Si le titre français du film, Alabama Monroe, exprime l'union et la réunion, celui de la pièce de théâtre dont il s'inspire, The Broken Circle Breakdown (1), exprime la rupture. Elle en conditionne pourtant toute la structure, bipartite : à la manière de ce cher Victor Hugo dans Les Contemplations, le Flamand Felix Van Groeningen articule son œuvre autour du décès de l'enfant. Cette rupture n'est pas tant celle du couple ou du groupe que celle du cercle familial, du cycle de la vie, du nous à travers la mort du je -qui, d'ailleurs, précède le suicide d'Elise, simple manifestation littérale, renoncement devant l'insurmontable. La réunion est, elle, plus sujette à discussion, sur le plan diégétique comme extradiégétique. Le père n'a pour religion qu'une Amérique fantasmée, qu'une terrible épreuve révèle dans toutes ses contradictions ; un discours furieusement anticlérical, sensé mais désespéré, la remplace. La mère croit en tout ce qu'elle peut croire, de l'au-delà à la réincarnation ; elle croit en un revoir. Mais cet antagonisme canalise les tensions plus qu'il ne les crée, comme si les parents, incapables de faire le deuil, cherchaient à se déchirer. Surtout, il témoigne de la solitude de ces êtres brisés, terrassés par la douleur, dont la peine -qui ne s'efface pas comme un nom, même gravé sur le corps- est à la fois universelle et personnelle.

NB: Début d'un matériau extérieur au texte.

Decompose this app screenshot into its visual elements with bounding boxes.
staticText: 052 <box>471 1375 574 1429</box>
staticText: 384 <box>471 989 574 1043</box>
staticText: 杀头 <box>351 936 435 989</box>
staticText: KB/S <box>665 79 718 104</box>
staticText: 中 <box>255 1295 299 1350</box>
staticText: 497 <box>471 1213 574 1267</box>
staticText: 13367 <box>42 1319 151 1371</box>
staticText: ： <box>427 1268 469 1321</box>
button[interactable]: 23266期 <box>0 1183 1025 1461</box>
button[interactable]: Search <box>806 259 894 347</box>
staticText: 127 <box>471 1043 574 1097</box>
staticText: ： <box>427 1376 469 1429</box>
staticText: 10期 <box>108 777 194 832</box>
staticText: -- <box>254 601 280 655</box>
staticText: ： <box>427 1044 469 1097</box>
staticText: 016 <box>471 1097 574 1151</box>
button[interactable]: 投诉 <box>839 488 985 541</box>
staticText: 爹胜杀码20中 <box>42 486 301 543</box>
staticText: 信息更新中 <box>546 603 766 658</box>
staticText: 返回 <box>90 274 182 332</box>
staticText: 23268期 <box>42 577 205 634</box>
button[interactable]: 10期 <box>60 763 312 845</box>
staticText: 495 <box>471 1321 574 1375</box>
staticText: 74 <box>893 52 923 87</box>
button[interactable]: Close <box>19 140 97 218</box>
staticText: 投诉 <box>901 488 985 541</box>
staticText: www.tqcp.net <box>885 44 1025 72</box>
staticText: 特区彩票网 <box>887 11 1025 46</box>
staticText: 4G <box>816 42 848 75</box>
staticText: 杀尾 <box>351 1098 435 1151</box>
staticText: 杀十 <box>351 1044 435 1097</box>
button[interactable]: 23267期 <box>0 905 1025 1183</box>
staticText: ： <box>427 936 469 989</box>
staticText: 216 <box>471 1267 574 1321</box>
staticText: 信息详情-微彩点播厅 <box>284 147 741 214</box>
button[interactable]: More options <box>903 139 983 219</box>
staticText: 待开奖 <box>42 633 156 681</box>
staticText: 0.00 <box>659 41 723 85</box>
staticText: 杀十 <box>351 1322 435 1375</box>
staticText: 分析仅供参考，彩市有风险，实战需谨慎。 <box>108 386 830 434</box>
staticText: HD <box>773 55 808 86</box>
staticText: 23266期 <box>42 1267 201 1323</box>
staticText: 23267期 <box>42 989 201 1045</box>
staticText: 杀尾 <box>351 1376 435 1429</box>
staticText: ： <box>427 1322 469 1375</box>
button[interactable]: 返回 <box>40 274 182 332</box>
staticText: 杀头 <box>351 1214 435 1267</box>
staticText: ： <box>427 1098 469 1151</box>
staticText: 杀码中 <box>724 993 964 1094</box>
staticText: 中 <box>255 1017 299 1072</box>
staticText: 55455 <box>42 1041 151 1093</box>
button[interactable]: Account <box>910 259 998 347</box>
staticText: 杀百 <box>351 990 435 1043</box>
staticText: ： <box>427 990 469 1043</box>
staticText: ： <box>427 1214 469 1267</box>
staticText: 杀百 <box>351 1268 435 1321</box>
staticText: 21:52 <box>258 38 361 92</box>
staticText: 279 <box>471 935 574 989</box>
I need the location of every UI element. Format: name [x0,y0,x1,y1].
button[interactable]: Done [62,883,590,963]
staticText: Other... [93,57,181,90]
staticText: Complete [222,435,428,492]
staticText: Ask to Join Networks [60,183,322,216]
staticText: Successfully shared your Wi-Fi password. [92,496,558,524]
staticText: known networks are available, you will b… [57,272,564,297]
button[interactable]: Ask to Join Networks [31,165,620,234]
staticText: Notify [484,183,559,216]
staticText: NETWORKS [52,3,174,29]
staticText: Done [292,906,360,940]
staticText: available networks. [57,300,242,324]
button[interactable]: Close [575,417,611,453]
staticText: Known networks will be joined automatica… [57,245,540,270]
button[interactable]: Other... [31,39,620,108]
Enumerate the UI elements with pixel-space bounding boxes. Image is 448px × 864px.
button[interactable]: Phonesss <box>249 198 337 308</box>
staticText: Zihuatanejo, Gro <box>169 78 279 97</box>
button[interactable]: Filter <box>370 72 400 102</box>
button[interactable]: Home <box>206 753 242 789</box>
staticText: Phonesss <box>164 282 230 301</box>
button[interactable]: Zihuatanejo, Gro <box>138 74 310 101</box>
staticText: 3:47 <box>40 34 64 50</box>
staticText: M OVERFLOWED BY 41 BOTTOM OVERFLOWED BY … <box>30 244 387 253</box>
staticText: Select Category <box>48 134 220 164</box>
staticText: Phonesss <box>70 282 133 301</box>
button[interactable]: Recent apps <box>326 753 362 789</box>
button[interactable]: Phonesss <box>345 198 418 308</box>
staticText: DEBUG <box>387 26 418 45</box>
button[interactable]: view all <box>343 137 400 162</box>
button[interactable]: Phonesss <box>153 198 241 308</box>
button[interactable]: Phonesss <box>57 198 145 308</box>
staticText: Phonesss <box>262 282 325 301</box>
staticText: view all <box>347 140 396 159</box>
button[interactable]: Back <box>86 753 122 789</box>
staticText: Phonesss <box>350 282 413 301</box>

Deux parties, donc. "Un abîme les sépare, le tombeau." Mais la "pureté harmonique" du bluegrass les lie. Deux parties construites sur le même modèle, non linéaire, succession d'analepses et de prolepses : Alabama Monroe donne la vie et l'espoir pour, respectivement, la reprendre et l'anéantir quelques minutes plus tard. Ainsi, les émotions se mêlent et se renforcent mutuellement, sans jamais que le passage du rire aux larmes soit maladroit. Drame de bout en bout, le film n'est mélo qu'étymologiquement, c'est-à-dire accompagné de musique -et quelle musique, celle de l'âme ! Les morceaux, sublimes, servent souvent de transition entre deux scènes, tandis que les concerts mesurent l'état des relations entre Elise et Didier : des regards complices puis fuyants, des baisers puis des mains tendues en vain, ils témoignent de leur dégradation progressive. Et ces regards-là sont expressifs : aussi bons derrière le micro que derrière la caméra, Johan Heldenbergh et Veerle Baetens, d'un naturel extraordinaire, réalisent une performance à saluer bien bas.
1) The Broken Circle Breakdown featuring the Cover-Ups of Alabama, Johan Heldenbergh et Mieke Dobbels.
Si la critique vous a plu, n'hésitez pas à faire un tour sur mon site !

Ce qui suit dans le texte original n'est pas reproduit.